Eric Vanloo est chirurgien dans un grand hôpital de Luxembourg. Il loge au presbytère de Fontenal. Un matin, on découvre son corps sans vie. Il a été poignardé. Que s'est-il passé ? le commissaire Demaret, un vieux briscard, a une méthode bien particulière pour le découvrir. La juge a déjà son idée. Et la substitute du procureur trouve là l'occasion de faire ses preuves.
Février. Un mois glacé qu'on dit être le moins sympathique du calendrier. Et pourtant, moi, je le vois revenir avec plaisir. C'est qu'il est synonyme de mon rendez-vous annuel avec le nouveau roman d'
Armel Job. Je l'achète le jour-même de sa sortie et je m'y plonge sans attendre.
«
Le meurtre du Docteur Vanloo » a lieu en 2018. Souvent, les intrigues imaginées par
Armel Job remontent un peu plus loin dans le temps. Nous voilà dans le petit village de Fontenal. Si l'auteur l'a inventé, il n'est pas difficile de se le figurer. C'est un bourg de l'Ardenne belge à l'extrême sud du pays, puisqu'il jouxte les frontières luxembourgeoise et française.
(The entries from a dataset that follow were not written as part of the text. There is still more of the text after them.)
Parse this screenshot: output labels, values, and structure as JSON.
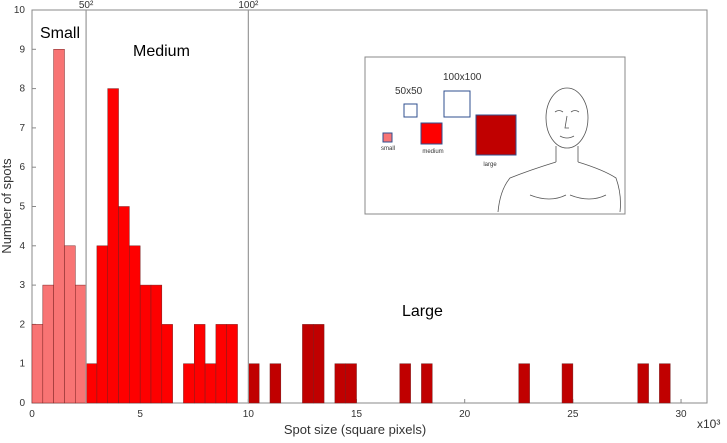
{
  "chart_data": {
    "type": "histogram",
    "xlabel": "Spot size (square pixels)",
    "ylabel": "Number of spots",
    "x_multiplier": "x10³",
    "xlim": [
      0,
      31.2
    ],
    "ylim": [
      0,
      10
    ],
    "xticks": [
      0,
      5,
      10,
      15,
      20,
      25,
      30
    ],
    "yticks": [
      0,
      1,
      2,
      3,
      4,
      5,
      6,
      7,
      8,
      9,
      10
    ],
    "thresholds": [
      {
        "value": 2.5,
        "label": "50²"
      },
      {
        "value": 10,
        "label": "100²"
      }
    ],
    "series": [
      {
        "name": "Small",
        "color": "#f87474",
        "bins": [
          0,
          0.5,
          1,
          1.5,
          2,
          2.5
        ],
        "values": [
          2,
          3,
          9,
          4,
          3
        ]
      },
      {
        "name": "Medium",
        "color": "#fe0000",
        "bins": [
          2.5,
          3,
          3.5,
          4,
          4.5,
          5,
          5.5,
          6,
          6.5,
          7,
          7.5,
          8,
          8.5,
          9,
          9.5,
          10
        ],
        "values": [
          1,
          4,
          8,
          5,
          4,
          3,
          3,
          2,
          0,
          1,
          2,
          1,
          2,
          2,
          0
        ]
      },
      {
        "name": "Large",
        "color": "#c00000",
        "bins": [
          10,
          10.5,
          11,
          11.5,
          12,
          12.5,
          13,
          13.5,
          14,
          14.5,
          15,
          15.5,
          16,
          16.5,
          17,
          17.5,
          18,
          18.5,
          19,
          19.5,
          20,
          20.5,
          21,
          21.5,
          22,
          22.5,
          23,
          23.5,
          24,
          24.5,
          25,
          25.5,
          26,
          26.5,
          27,
          27.5,
          28,
          28.5,
          29,
          29.5,
          30
        ],
        "values": [
          1,
          0,
          1,
          0,
          0,
          2,
          2,
          0,
          1,
          1,
          0,
          0,
          0,
          0,
          1,
          0,
          1,
          0,
          0,
          0,
          0,
          0,
          0,
          0,
          0,
          1,
          0,
          0,
          0,
          1,
          0,
          0,
          0,
          0,
          0,
          0,
          1,
          0,
          1,
          0
        ]
      }
    ],
    "inset": {
      "size_labels": [
        "50x50",
        "100x100"
      ],
      "class_labels": [
        "small",
        "medium",
        "large"
      ]
    }
  }
}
Le titre est ambigu. Qui est Vanloo ? Victime ou meurtrier ? Dès la deuxième page, la réponse est claire. On retrouve notre homme dans son salon, allongé dans une mare de sang. C'est Sophie Lebrun qu'on envoie sur les lieux. C'est la nouvelle substitute du procureur du roi. Comme elle est inexpérimentée, elle tente de se montrer professionnelle. « Vous écartez le suicide ? » Elle se fait moucher par Demaret, le commissaire chargé de l'enquête : « Il est rare qu'on se suicide en se poignardant dans le dos. » Ça démarre bien pour elle ! La galerie de portraits qu'
Armel Job trace d'une plume trempée dans une encre vinaigrée est entamée.
Pour Sophie, cette affaire est la première de sa carrière et on l'y lance sans préparation. Elle est jeune, c'est une femme dans un univers très viril et machiste, elle a été jusque là cantonnée au traitement de la paperasse, quoi d'étonnant si elle tourne de l'oeil à la vue du cadavre sous le regard goguenard de Demaret.
Sur celui-ci, difficile de se forger une opinion. Il a l'air assez brusque et très sûr de lui. Lorsqu'on lui donne un ordre, il l'exécute sans broncher, ce qui ne l'empêche pas d'avoir des avis bien tranchés et une méthode infaillible qu'il compte bien suivre. Il ne manque pas une occasion de se montrer ironique, voire cynique. Il n'aime que le café préparé par son épouse et lorsque, en dépit de ses refus, on lui en apporte un, il n'hésite pas à le verser dans le pot d'une plante... en plastique.
Sous cette apparence bourrue, c'est un autre homme avec sa femme et il peut se montrer très compréhensif et compatissant alors qu'on ne s'y attendait pas.
Je passe sur les personnages, tous si bien croqués, même s'ils ne jouent qu'un rôle secondaire : la juge qui se fait d'emblée une opinion et compte
la maintenir mordicus. C'est qu'elle est pressée de clore l'enquête : ses vacances sont prévues et préparées de longue date. le docteur Vanloo, un chirurgien parfait est le gendre idéal. Il n'en est pas moins un insatiable coureur de jupons sans scrupule et sans morale. le vétérinaire : un brave bougre un peu benêt, prêt à endosser le rôle du dindon de la farce. Durieux, un homme d'affaires véreux, qui raffole des mises en scène plus que douteuses et traite sa fille comme un objet. Jacques Brasseur, un paysan et chasseur, bourru et taciturne, cache sous son armure un coeur inquiet, amoureux de sa femme plus jeune que lui et un certain respect pour les bêtes qu'il élève.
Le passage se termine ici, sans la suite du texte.